Most Frequently Asked HIV/AIDS Questions
According to the Kaiser Family Foundation AIDS fact sheet, the number of Latinos living with AIDS has increased over time, from 15 percent of diagnoses in 1985 to 22 percent in 2010, making it the third highest of any racial group in the U.S.
The Centers for Disease Control and Prevention (CDC) estimates that a quarter of those living with HIV, more than 250,000 do not know they are infected.
Throughout the years, there are still so many misconceptions, myths and rumors – which may or may not be contributing to why HIV/AIDS is still such a serious issue. Are unasked questions part of what’s standing in the way of proper protection?
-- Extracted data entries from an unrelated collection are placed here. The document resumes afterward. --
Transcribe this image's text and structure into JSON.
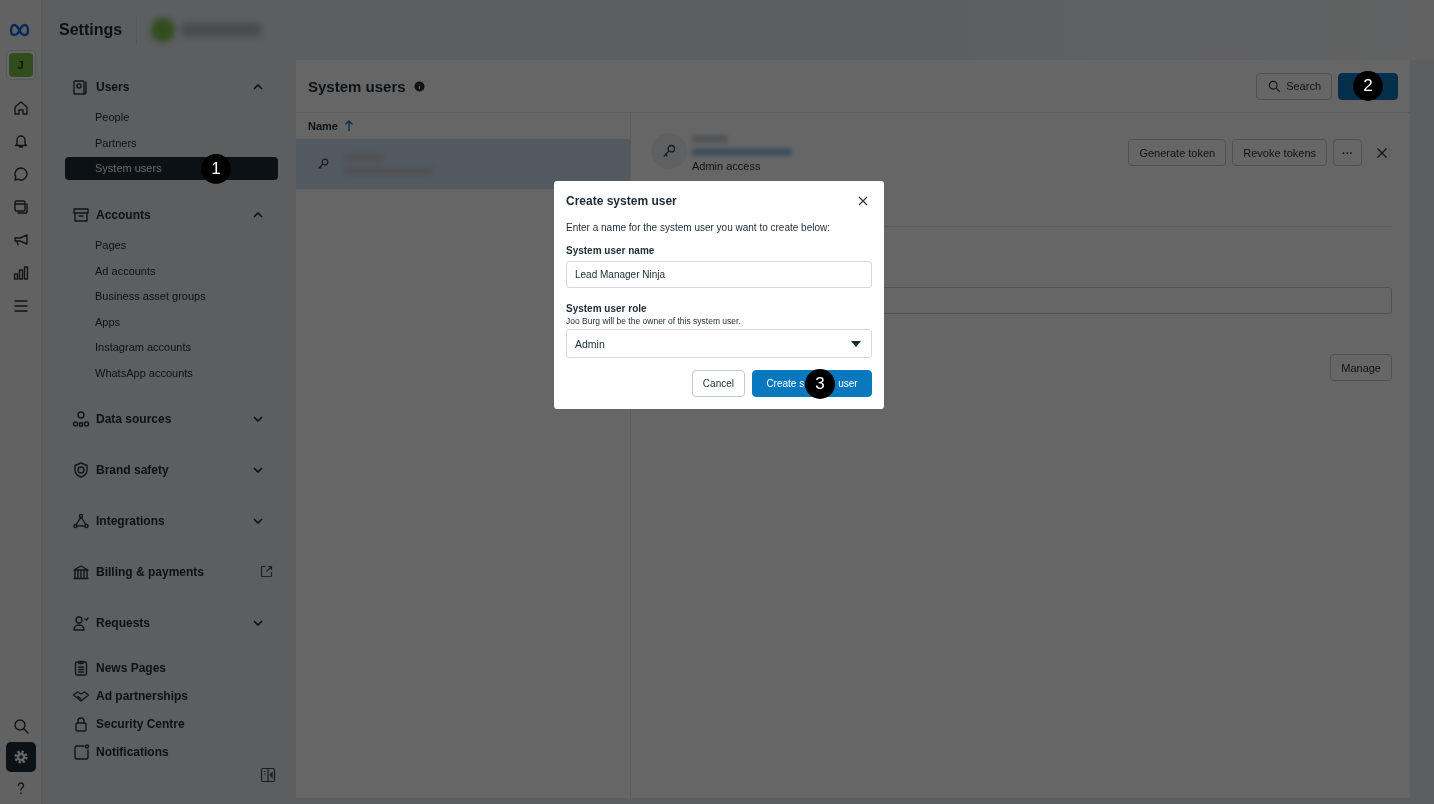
{
  "rail": {
    "top": [
      {
        "kind": "logo"
      },
      {
        "kind": "avatar",
        "label": "J"
      },
      {
        "kind": "home"
      },
      {
        "kind": "bell"
      },
      {
        "kind": "chat"
      },
      {
        "kind": "layers"
      },
      {
        "kind": "megaphone"
      },
      {
        "kind": "chart"
      },
      {
        "kind": "menu"
      }
    ],
    "bottom": [
      {
        "kind": "search",
        "selected": false
      },
      {
        "kind": "gear",
        "selected": true
      },
      {
        "kind": "help",
        "selected": false
      }
    ]
  },
  "header": {
    "title": "Settings"
  },
  "sidebar": {
    "sections": [
      {
        "label": "Users",
        "kind": "group",
        "expanded": true,
        "children": [
          {
            "label": "People",
            "selected": false
          },
          {
            "label": "Partners",
            "selected": false
          },
          {
            "label": "System users",
            "selected": true
          }
        ]
      },
      {
        "label": "Accounts",
        "kind": "group",
        "expanded": true,
        "children": [
          {
            "label": "Pages",
            "selected": false
          },
          {
            "label": "Ad accounts",
            "selected": false
          },
          {
            "label": "Business asset groups",
            "selected": false
          },
          {
            "label": "Apps",
            "selected": false
          },
          {
            "label": "Instagram accounts",
            "selected": false
          },
          {
            "label": "WhatsApp accounts",
            "selected": false
          }
        ]
      },
      {
        "label": "Data sources",
        "kind": "group",
        "expanded": false
      },
      {
        "label": "Brand safety",
        "kind": "group",
        "expanded": false
      },
      {
        "label": "Integrations",
        "kind": "group",
        "expanded": false
      },
      {
        "label": "Billing & payments",
        "kind": "external"
      },
      {
        "label": "Requests",
        "kind": "group",
        "expanded": false
      },
      {
        "label": "News Pages",
        "kind": "plain"
      },
      {
        "label": "Ad partnerships",
        "kind": "plain"
      },
      {
        "label": "Security Centre",
        "kind": "plain"
      },
      {
        "label": "Notifications",
        "kind": "plain"
      }
    ]
  },
  "main": {
    "title": "System users",
    "search": "Search",
    "list": {
      "column": "Name",
      "rows": [
        {
          "selected": true
        }
      ]
    },
    "detail": {
      "subtitle": "Admin access",
      "buttons": [
        "Generate token",
        "Revoke tokens"
      ],
      "more": "···",
      "manage": "Manage"
    }
  },
  "dialog": {
    "title": "Create system user",
    "intro": "Enter a name for the system user you want to create below:",
    "name_label": "System user name",
    "name_value": "Lead Manager Ninja",
    "role_label": "System user role",
    "role_hint": "Joo Burg will be the owner of this system user.",
    "role_value": "Admin",
    "cancel": "Cancel",
    "confirm_start": "Create s",
    "confirm_end": "user"
  },
  "annotations": [
    "1",
    "2",
    "3"
  ]
}
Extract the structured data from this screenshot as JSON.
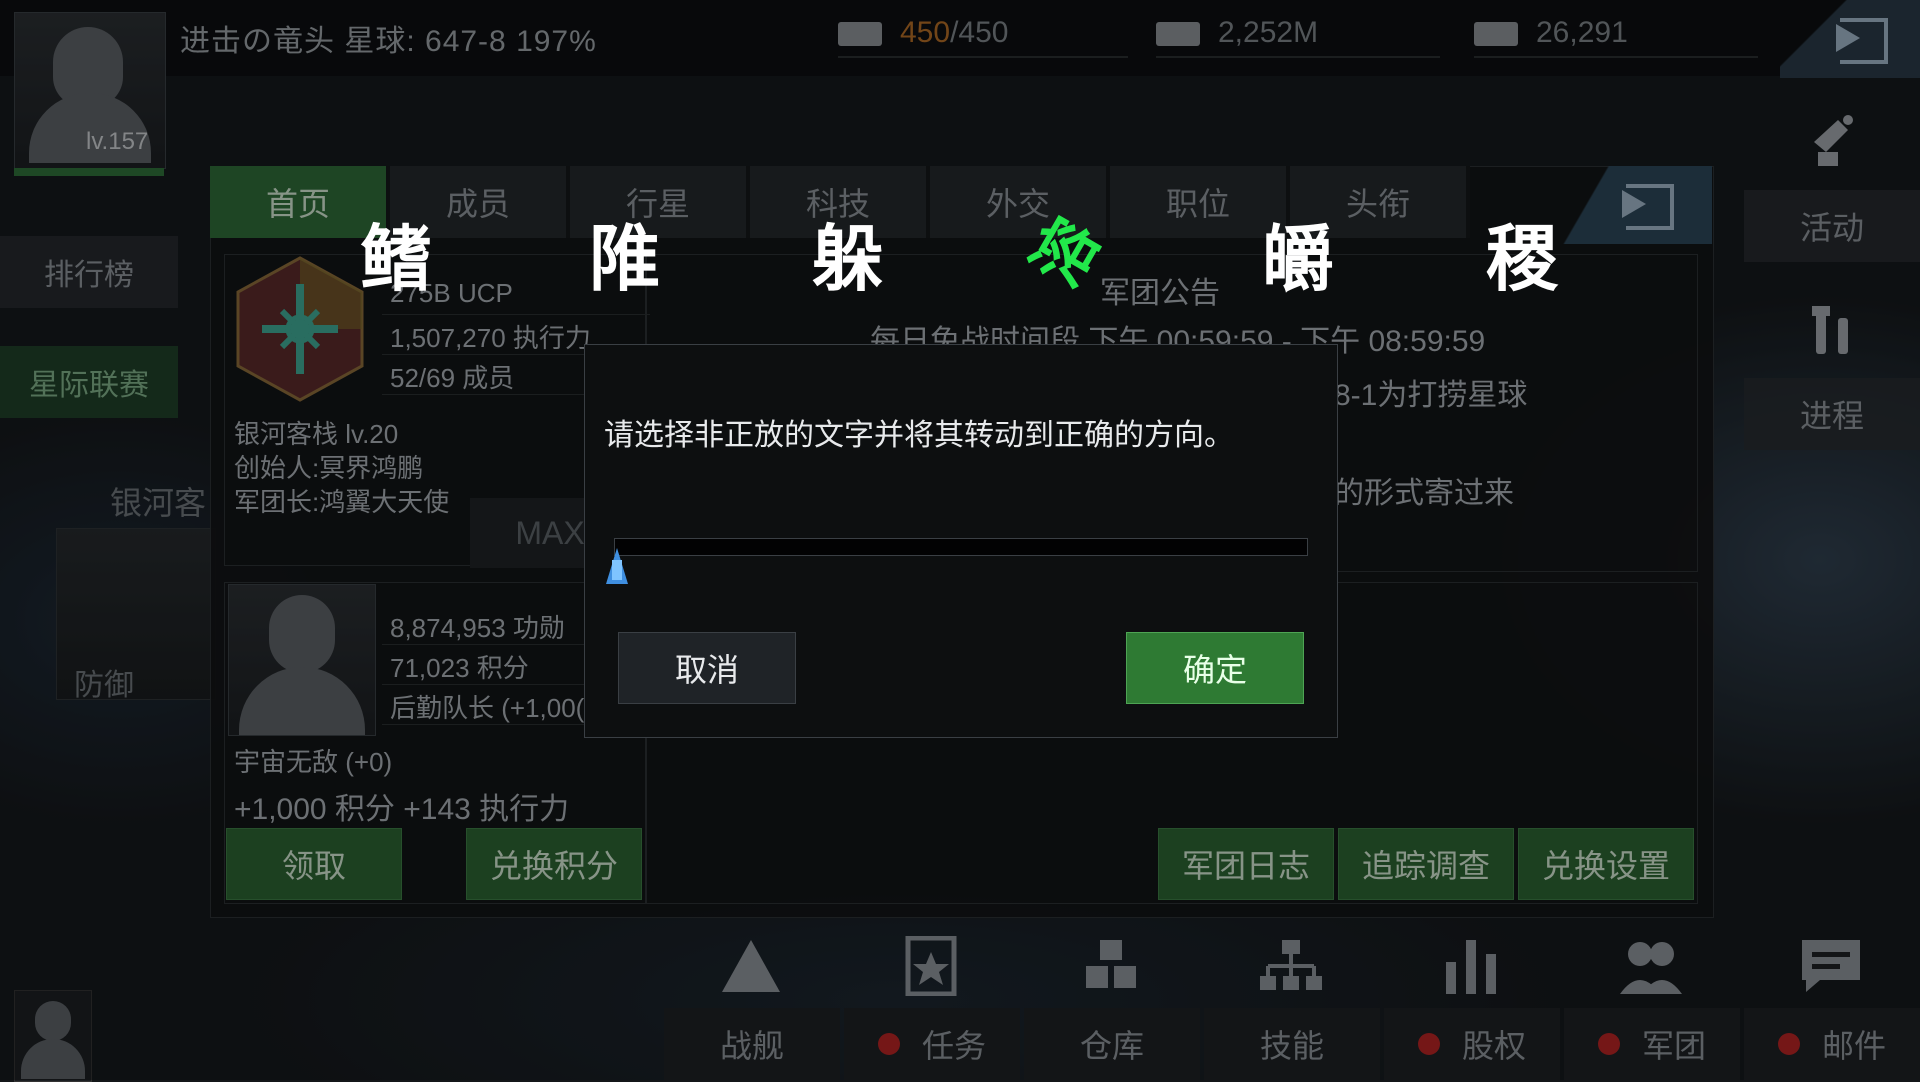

1. What is HIV? Human immunodeficiency virus, or HIV, is the virus that causes AIDS. HIV/AIDS weakens a person’s ability to fight infections and cancer. HIV transmission can occur with unprotected sex or with needle sharing. Symptoms of HIV vary widely. A person may have HIV symptoms or AIDS symptoms without knowing it until they get HIV testing.
2. What is AIDS? Acquired Immune Deficiency Syndrome, AIDS, is caused by HIV. A person is diagnosed with AIDS when their immune system is too weak to fight off infections. Since AIDS was first identified in the early 1980s, an unprecedented number of people have been affected by the global AIDS epidemic. Today, there are an estimated 34 million people living with HIV and AIDS worldwide.